3

I am seeing a weird behaviour when executing the same regexp matching several times:

var r = /(.*)/g
var d = "a"

console.log(r.exec(d))
console.log(r.exec(d))

This produces:

["a", "a"]
["", ""]

Why is it not matching anything the second time around?

5
  • What do you get if you try it a 3rd time? Commented Dec 13, 2012 at 21:40
  • @Beetroot-Beetroot it will keep matching the empty string at the end, never reaching the end of the cycle. Normally there isn't infinite matches and after the regex doesn't match anything, the return value is null, after which the regex starts matching at the beginning again Commented Dec 13, 2012 at 21:43
  • @Esailija, You clearly have an enviable insight into regexps and I know you are right because I just ran a test. However, I can't quite see why there's no automatic reset of lastIndex in this case. Commented Dec 13, 2012 at 22:18
  • @Beetroot-Beetroot see my answer. Because .* can always match. It will match an empty string, hence lastIndex will not advance and the next search will start from that same position again.

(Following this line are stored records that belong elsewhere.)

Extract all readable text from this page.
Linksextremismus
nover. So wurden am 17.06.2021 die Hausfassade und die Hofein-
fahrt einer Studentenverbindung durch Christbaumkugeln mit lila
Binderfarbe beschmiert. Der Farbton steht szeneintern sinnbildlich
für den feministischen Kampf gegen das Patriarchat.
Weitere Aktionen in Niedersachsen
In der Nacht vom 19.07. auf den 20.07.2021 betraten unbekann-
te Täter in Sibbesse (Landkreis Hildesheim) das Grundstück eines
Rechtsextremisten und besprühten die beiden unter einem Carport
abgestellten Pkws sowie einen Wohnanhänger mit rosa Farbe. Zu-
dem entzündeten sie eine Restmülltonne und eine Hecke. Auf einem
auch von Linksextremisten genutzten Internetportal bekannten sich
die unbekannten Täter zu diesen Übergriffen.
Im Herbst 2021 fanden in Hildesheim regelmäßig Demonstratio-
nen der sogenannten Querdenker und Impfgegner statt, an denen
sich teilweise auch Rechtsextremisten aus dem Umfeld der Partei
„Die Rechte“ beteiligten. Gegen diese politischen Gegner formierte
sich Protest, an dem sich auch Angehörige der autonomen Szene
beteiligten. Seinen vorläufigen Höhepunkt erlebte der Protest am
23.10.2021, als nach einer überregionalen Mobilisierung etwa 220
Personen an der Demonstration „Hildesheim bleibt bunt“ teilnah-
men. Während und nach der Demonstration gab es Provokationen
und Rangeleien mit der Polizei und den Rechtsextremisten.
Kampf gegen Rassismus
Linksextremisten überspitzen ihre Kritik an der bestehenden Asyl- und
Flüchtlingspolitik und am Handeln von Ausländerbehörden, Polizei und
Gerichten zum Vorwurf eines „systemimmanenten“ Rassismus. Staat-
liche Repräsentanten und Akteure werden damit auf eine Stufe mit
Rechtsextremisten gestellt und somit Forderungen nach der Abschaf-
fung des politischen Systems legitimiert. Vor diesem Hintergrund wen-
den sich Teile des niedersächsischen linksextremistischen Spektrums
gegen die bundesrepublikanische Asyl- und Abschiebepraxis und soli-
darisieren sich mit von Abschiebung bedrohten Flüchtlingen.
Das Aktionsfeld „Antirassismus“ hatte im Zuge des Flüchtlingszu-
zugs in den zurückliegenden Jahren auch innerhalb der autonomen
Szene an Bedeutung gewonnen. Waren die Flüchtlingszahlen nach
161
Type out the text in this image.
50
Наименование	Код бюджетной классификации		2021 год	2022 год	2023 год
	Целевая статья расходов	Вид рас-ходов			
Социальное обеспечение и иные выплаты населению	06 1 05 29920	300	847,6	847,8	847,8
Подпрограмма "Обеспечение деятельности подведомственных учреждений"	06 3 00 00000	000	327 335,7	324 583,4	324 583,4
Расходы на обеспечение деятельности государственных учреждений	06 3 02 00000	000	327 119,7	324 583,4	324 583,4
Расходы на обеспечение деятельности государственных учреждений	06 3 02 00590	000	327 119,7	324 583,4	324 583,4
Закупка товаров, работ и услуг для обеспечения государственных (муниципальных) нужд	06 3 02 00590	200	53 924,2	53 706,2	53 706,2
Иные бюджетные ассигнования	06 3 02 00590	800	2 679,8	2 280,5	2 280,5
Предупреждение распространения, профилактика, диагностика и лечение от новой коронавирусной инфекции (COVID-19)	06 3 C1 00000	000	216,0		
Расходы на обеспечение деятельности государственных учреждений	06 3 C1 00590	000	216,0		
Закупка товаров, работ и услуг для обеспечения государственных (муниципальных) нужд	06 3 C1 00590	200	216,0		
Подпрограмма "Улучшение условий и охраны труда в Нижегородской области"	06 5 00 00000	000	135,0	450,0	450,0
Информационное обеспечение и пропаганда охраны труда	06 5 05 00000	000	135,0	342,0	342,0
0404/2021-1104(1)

But .* can always match an empty string again. You will only ever get null (after which the index is reset) if the pattern fails to match. But .* can by definition never fail (on anything). Commented Dec 13, 2012 at 22:26
  • Thanks, @m.buettner I understand better now. Your insight is also enviable. Commented Dec 13, 2012 at 22:33

2 Answers 2

8

That is what the g flag does. When you use it, exec will continue the next search from the end the previous match. But after your first match (a) there is nothing more left in the string, so you get an empty match. This empty match is usually used to terminate an exec-loop. If you know that there is only one match, remove the g (it means "global" search).

Note that you can (and should) get rid of those parentheses. They just cost you performance. Without them you will only get one a in the resulting array.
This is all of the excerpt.